Aufgrund der abweichenden Regelung in § 19 Abs. 1 WHG wird die Erlaubnis nicht von der Konzentrationswirkung des Planfeststellungsbeschlusses erfasst, sondern tritt, auch wenn sie im Planfeststellungsbeschluss erteilt wird, als rechtlich selbständiges Element neben die Planfeststellung und führt dieser gegenüber ein rechtliches Eigenleben (vgl. BVerwG, Urt. v. 16.3.2006, 4 A 1075.04, BVerwGE 125, 116, juris Rn. 450, 454; Urt. v. 18.3.2009, 9 A 39.07, BVerwGE 133, 239, juris Rn. 32; Urt. v. 23.6.2020, 9 A 22.19, BVerwGE 168, 368, juris Rn. 56). Sie macht dabei den Weg für die Gewässerbenutzung frei.
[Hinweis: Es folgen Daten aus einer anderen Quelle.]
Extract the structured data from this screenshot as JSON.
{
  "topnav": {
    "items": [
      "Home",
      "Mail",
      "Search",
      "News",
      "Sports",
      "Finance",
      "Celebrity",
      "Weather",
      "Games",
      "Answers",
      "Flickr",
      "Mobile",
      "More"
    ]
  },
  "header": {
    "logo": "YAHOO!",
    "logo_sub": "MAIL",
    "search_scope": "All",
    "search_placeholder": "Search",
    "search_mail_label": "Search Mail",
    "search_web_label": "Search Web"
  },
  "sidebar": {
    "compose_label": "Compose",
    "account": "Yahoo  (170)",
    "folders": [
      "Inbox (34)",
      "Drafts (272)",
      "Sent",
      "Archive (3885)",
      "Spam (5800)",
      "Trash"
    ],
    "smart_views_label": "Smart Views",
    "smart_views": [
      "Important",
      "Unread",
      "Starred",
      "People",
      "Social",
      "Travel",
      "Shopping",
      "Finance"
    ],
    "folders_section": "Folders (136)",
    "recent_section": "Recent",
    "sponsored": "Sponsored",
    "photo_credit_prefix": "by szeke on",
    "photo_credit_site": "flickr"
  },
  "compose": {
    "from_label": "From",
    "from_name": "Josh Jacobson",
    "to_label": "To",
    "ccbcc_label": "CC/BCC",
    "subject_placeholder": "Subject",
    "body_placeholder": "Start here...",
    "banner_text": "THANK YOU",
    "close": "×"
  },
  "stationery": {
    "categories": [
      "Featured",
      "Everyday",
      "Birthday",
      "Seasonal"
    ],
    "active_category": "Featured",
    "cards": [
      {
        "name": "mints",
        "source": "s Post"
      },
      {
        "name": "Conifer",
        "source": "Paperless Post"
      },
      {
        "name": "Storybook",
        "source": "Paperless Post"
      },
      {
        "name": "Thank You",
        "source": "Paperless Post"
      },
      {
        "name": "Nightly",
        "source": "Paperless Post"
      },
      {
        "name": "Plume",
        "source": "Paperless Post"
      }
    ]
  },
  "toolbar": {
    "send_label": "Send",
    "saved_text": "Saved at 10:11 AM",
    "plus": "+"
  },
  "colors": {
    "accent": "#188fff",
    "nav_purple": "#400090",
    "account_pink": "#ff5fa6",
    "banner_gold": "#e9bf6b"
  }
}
Ohne sie kann das planfestgestellte Vorhaben nicht ausgeführt werden (vgl. BVerwG, Urt. v. 16.3.2006, 4 A 1075.04, BVerwGE 125, 116, juris Rn. 454; Urt. v. 18.3.2009, 9 A 39.07, BVerwGE 133, 239, juris Rn. 35). Rechtswidrig ist ein Planfeststellungsbeschluss wegen des Fehlens oder der Rechtswidrigkeit einer erforderlichen Erlaubnis lediglich dann, wenn das Vorhaben unzulässig ist, weil die mit ihm verbundene Gewässerbenutzung an einer unüberwindbaren wasserrechtlichen Zulassungshürde scheitert, das Vorhaben sich ohne die Gewässerbenutzung nicht verwirklichen lässt und es sich deshalb im Sinne des Planungsrechts als nicht erforderlich erweist (BVerwG, Urt. v. 16.3.2006, 4 A 1075.04, BVerwGE 125, 116, Rn. 452, 454; Urt. v. 18.3.2009, 9 A 39.07, BVerwGE 133, 239, juris Rn. 35).

429

Wenngleich davon auszugehen ist, dass sich das Vorhaben ohne ein tragfähiges Konzept für die Niederschlagsentwässerung nicht verwirklichen lässt, ist nicht ersichtlich, dass die damit verbundene Gewässerbenutzung an unüberwindbaren wasserrechtlichen Zulassungshürden scheitern muss. Die Entwässerungsanlagen könnten auf andere Weise konfiguriert und dimensioniert werden, als dies bislang – mit sechs Versickerungsmulden und zwei Rigolen, Letztere mit vorgeschalteten Substratfiltern – vorgesehen ist, ohne dass unüberwindbare rechtliche oder tatsächliche Hürden, etwa aus Gründen der Flächenverfügbarkeit, zu erkennen wären (vgl. auch BVerwG, Urt. v. 25.1.2024, 7 A 4.23, UWP 2024, 141, juris Rn. 52).

C.

430

Die Kostenentscheidung folgt aus § 155 Abs. 1 Satz 3 und § 154 Abs. 3 VwGO.

431

Der Ausspruch zur vorläufigen Vollstreckbarkeit beruht auf § 167 Abs. 1 Satz 1, Abs. 2 VwGO i.V.m. § 709 Satz 1 und 2 ZPO.

432

Gründe für eine Zulassung der Revision nach § 132 Abs. 2 VwGO liegen nicht vor.